An advantage of an arrangement according to the invention that has not yet been mentioned is that the light-emitting surface of such lamps is not only larger, but is also more uniform than the predominantly used forms, the work with several U-shaped glass tubes.

Since the entire surface of the gas discharge vessel or on the inside Wall mounted phosphor is activated by the gas discharge are from in advance a better efficiency and a perfect light distribution ensures.

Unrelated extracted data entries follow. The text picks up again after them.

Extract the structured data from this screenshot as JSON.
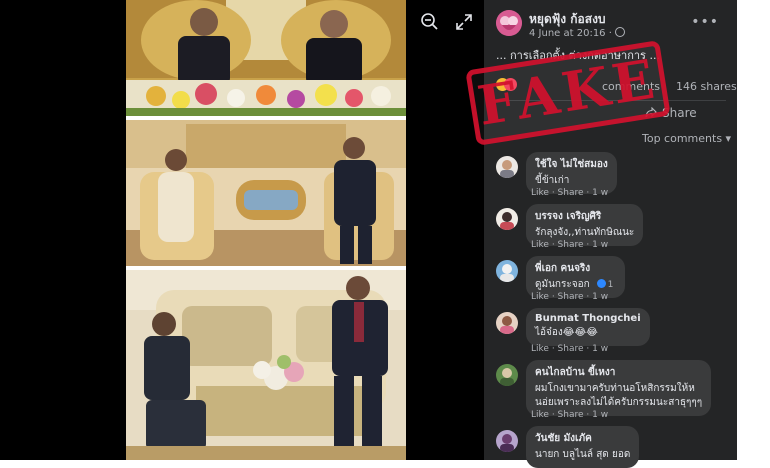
{
  "post": {
    "author": "หยุดฟุ้ง ก้อสงบ",
    "time": "4 June at 20:16 ·",
    "text": "... การเลือกตั้ง ต่างกตอาษาการ ..."
  },
  "stats": {
    "comments": "comments",
    "shares": "146 shares"
  },
  "actions": {
    "share_label": "Share",
    "top_comments": "Top comments ▾"
  },
  "icons": {
    "more": "more-icon",
    "zoom_out": "zoom-out-icon",
    "expand": "expand-icon",
    "share": "share-arrow-icon"
  },
  "comment_actions": {
    "like": "Like",
    "share": "Share"
  },
  "comments": [
    {
      "name": "ใช้ใจ ไม่ใช่สมอง",
      "lines": [
        "ขี้ข้าเก่า"
      ],
      "time": "1 w"
    },
    {
      "name": "บรรจง เจริญศิริ",
      "lines": [
        "รักลุงจัง,,ท่านทักษิณนะ"
      ],
      "time": "1 w"
    },
    {
      "name": "พี่เอก คนจริง",
      "lines": [
        "ดูมันกระจอก"
      ],
      "time": "1 w",
      "badge": "1"
    },
    {
      "name": "Bunmat Thongchei",
      "lines": [
        "ไอ้จ๋อง😂😂😂"
      ],
      "time": "1 w"
    },
    {
      "name": "คนไกลบ้าน ขี้เหงา",
      "lines": [
        "ผมโกงเขามาครับท่านอโหสิกรรมให้ห",
        "นอ่ยเพราะลงไม่ได้ครับกรรมนะสาธุๆๆๆ"
      ],
      "time": "1 w"
    },
    {
      "name": "วันชัย มังเภัค",
      "lines": [
        "นายก บลูไนล์ สุด ยอด"
      ],
      "time": ""
    }
  ],
  "stamp": {
    "text": "FAKE"
  },
  "colors": {
    "panel": "#242526",
    "bubble": "#3a3b3c",
    "stamp": "#d2122e",
    "viewer": "#000000"
  }
}
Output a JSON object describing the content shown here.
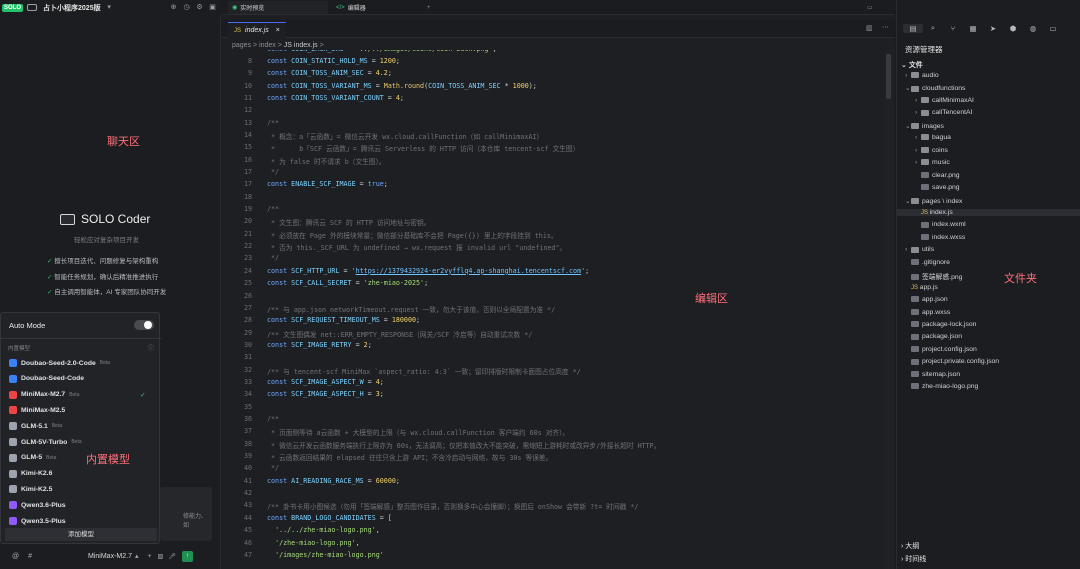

The examples given could be supplemented by countless other variants those that correspond to the common lamp designs.

Claims (6)

1. fluorescent lamp with two heated electrodes, which are arranged in a gas discharge vessel, the inner wall of which is at least partially coated with phosphor, the connections of the electrodes being held in a common base, characterized in that the heated electrodes have approximately the same shape and the two connections of an electrode are surrounded by two separate glass tubes or are insulated in a high-voltage-proof manner in another way, the electrode itself being designed as a counter-electrode which is arranged far in the interior of the gas discharge vessel. 2. fluorescent lamp with two heated electrodes according to claim 1, characterized in that the two glass tubes ( 4 ) with the connections ( 8 ) of the counter electrode ( 3 ) in the base on both sides of the connections of the electrode ( 2 ) are arranged. 3. fluorescent lamp with two heated electrodes according to claim 1 or 2, characterized in that the heating coil and connections of the two electrodes, in the direction of the longitudinal axis of the gas discharge gas seen barrel, staggered cross-shaped.   4. fluorescent lamp with two heated electrodes according to claim 1, 2 or 3, characterized in that the electrode and / or the Ge gene electrode ( 3 ) is located within an outer surface, which increases the length of the gas discharge path. 5. fluorescent lamp with two heated electrodes according to one or more of the preceding claims, characterized in that a hollow or solid body ( 9 ) is arranged around the connections ( 8 ) of the counterelectrode ( 3 ). 6. fluorescent lamp with two heated electrodes according to one or more of the preceding claims, characterized in that the hollow or solid body ( 9 ) can be pushed onto the connections ( 8 ) of the counterelectrode ( 3 ) as an inherently dense structure.